Figure 2 shows a cross section of an alternative embodiment of such a concrete component. For the heat input to be carried out after curing, the end regions of the SMA steel profiles are packed with inserts 5, which extend to the surface of the concrete part 1. These inserts 5 may be, for example, pieces of wood which are inserted over the end regions of the SMA round steel bars 2, or styrofoam pieces or the like. After hardening of the concrete, these inserts 5 can be removed and then the access to the end regions of the SMA steel profiles 2 is exposed. They can then be heated by applying the electrical cables of the energy unit to these end areas via large-area terminals. Optionally, the immediate heat input can be dispensed with. Then, such a concrete part 1 is preconditioned to a certain extent. If the effect of heat is later caused by the fire heat in a fire, the SMA profiles 2 generate a Contraction force and thus a tensile stress and thus generate a bias of the concrete, which leads to a significant improvement in the fire resistance of the building. In the event of fire, this will be clasped all around and will collapse much later, if at all.

In the figures 3 to 9, another application is shown, namely the creation of a reinforcing layer on a building. FIG. 3 shows a cross-section of a building wall 6, which in turn is traditionally reinforced with a conventional reinforcement 7, 8. The outside 9 of the building wall 6 is executed rough here or subsequently roughened. This can be done for example by means of a wet sandblasting. A better variant is the hydromechanical treatment with the high-pressure water jet. Different systems with different amounts of water and water pressures of at least 500bar to 3000bar are used in practice. With such systems, the desired roughness of the concrete surface of at least 3mm is ensured. In the application of the hydromechanics is additionally ensured that the ground support concrete is capillary water saturated. This is a condition for good adhesion between the existing concrete and the cement-based mortar layer to be applied.

Figure 4 shows how then the SMA profiles 2 are attached in the form of round steel with a corresponding alloy on the rough surface 9. They can be fastened with dowels 10 in the concrete wall. If necessary, the dowels 10 can also reach behind the first reinforcement 7, 8. The two end portions of the individual SMA profiles 2 are each connected to electric cables 3. Although only a single SMA profile 2 is visible here, which extends vertically, it is understood that horizontally extending, indeed running in any direction SMA profiles 2 can be installed, as well as the reinforcement in the concrete wall 6 here horizontally extending reinforcing bars 8, which intersect with the vertically extending reinforcing bars 7.

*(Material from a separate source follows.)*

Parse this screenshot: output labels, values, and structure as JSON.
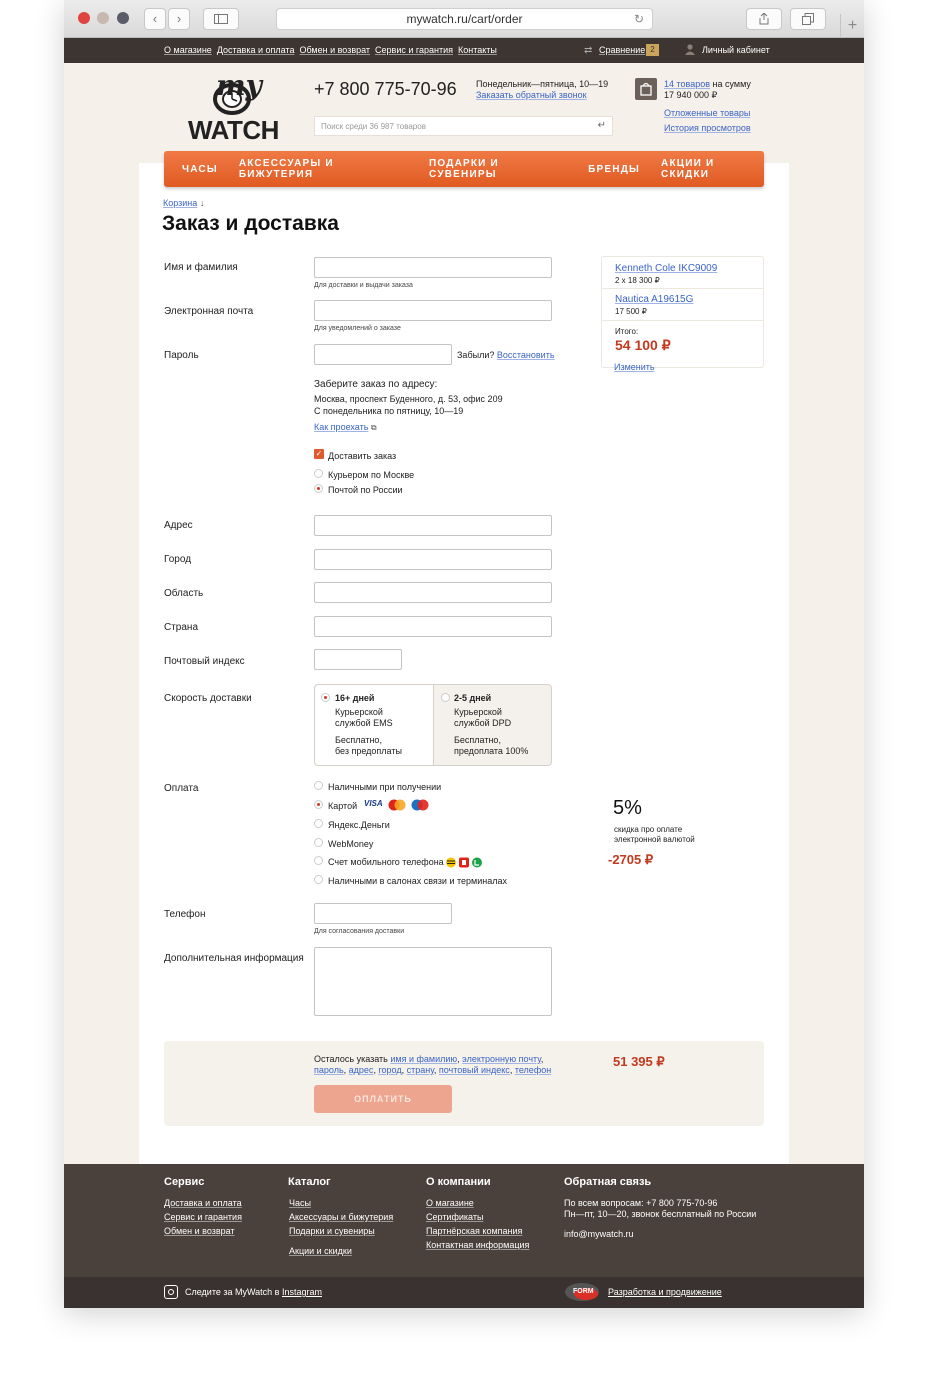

Next, the SMA profiles, as shown in Figure 5, completely wrapped by applying shotcrete or cement mortar, through Spraying, pouring or topping. The cement mortar can also be applied by hand.

As Figure 6 shows, here at one point on the SMA profile 2, a recess 1 1 can be seen, in which an insert 5 was used. After this has been removed after curing of the concrete or mortar, the SMA profile 2 is exposed there. The heat input then takes place via a there to be connected by means of a terminal heating cable in conjunction with another heating cable, which is connected to a similar recess point via a terminal to the SMA profile. Here, the SMA profile 2 is placed on the two marked heating cable 3 under an electrical voltage, so that a resistance heating is formed. The heating leads to a contraction force of the SMA profiles 2, which thus generate a tensile stress and thus a bias of the entire grouting or reinforcing layer 16, and their bias is transmitted via the teeth with the rough surface 9 of the concrete wall 6 on the same. Overall, a significant reinforcement of the structure is achieved.

Figure 7 shows a cross section of this building wall after generating the contraction force and tensile stress of the SMA profiles 2 within the grouting or reinforcing layer 16. The recess 1 1, which was used for the heat input be, is now with cement mortar filled. In the case of heating cables 3, these are cut flush with the surface.

Figure 8 shows a cross section of a steel-reinforced building wall 6, which is reinforced on a vertical outside with a sprayed layer, which in turn is biased by means of SMA profiles 2. For this purpose, a grid of SMA profiles 2 is attached to the roughened surface of the concrete 6, for example by means of suitable dowels 10. Afterwards, this grid is as shown by means of shotcrete from a spray gun 21 sheathed and covered. After curing of this shotcrete, the SMA profiles 2 of the grid are contracted by heat input, so that the whole shotcrete layer is biased as a reinforcing layer 21. The generated preload is over the teeth with the roughened surface of the structure 6 transferred to the same and thus significantly increases its stability and fire resistance.

FIG. 9 shows an application on a horizontal concrete slab. Here, after placing the SMA profiles 2 on the roughened surface of the concrete slab, these SMA profiles 2 can be cast with a manually applied liquid mortar. In the case of a cementitious Giessmörtels this still has to be compacted or vibrated with the trowel. As an alternative, a self-compacting and self-leveling cementitious mortar may be used. Thereafter, the cast-in SMA profiles 2 are heated by heat input and produce a nationwide bias of the mortar layer, which transfers to the concrete slab.

Figure 10 shows a section of a concrete slab 12, namely a corner thereof seen in a perspective view from below, which is provided on its underside with a pegged and prestressed reinforcing layer 19 containing SMA profiles. The reinforcing layer 19, which contains SMA profiles as described, is non-positively connected to the concrete slab 12 by means of a plurality of dowels 13. Only after such a successful dowelling and frictional connection between the concrete slab 12 and the hardened mortar or concrete layer, which is to act as a reinforcing layer 19, and softer the SMA profiles are, the SMA profiles by heat input to generate a contraction force and thus brought to a tensile stress, so that the reinforcing layer 19 is biased, and transmits this bias on the dowelling and connection to the concrete slab 12.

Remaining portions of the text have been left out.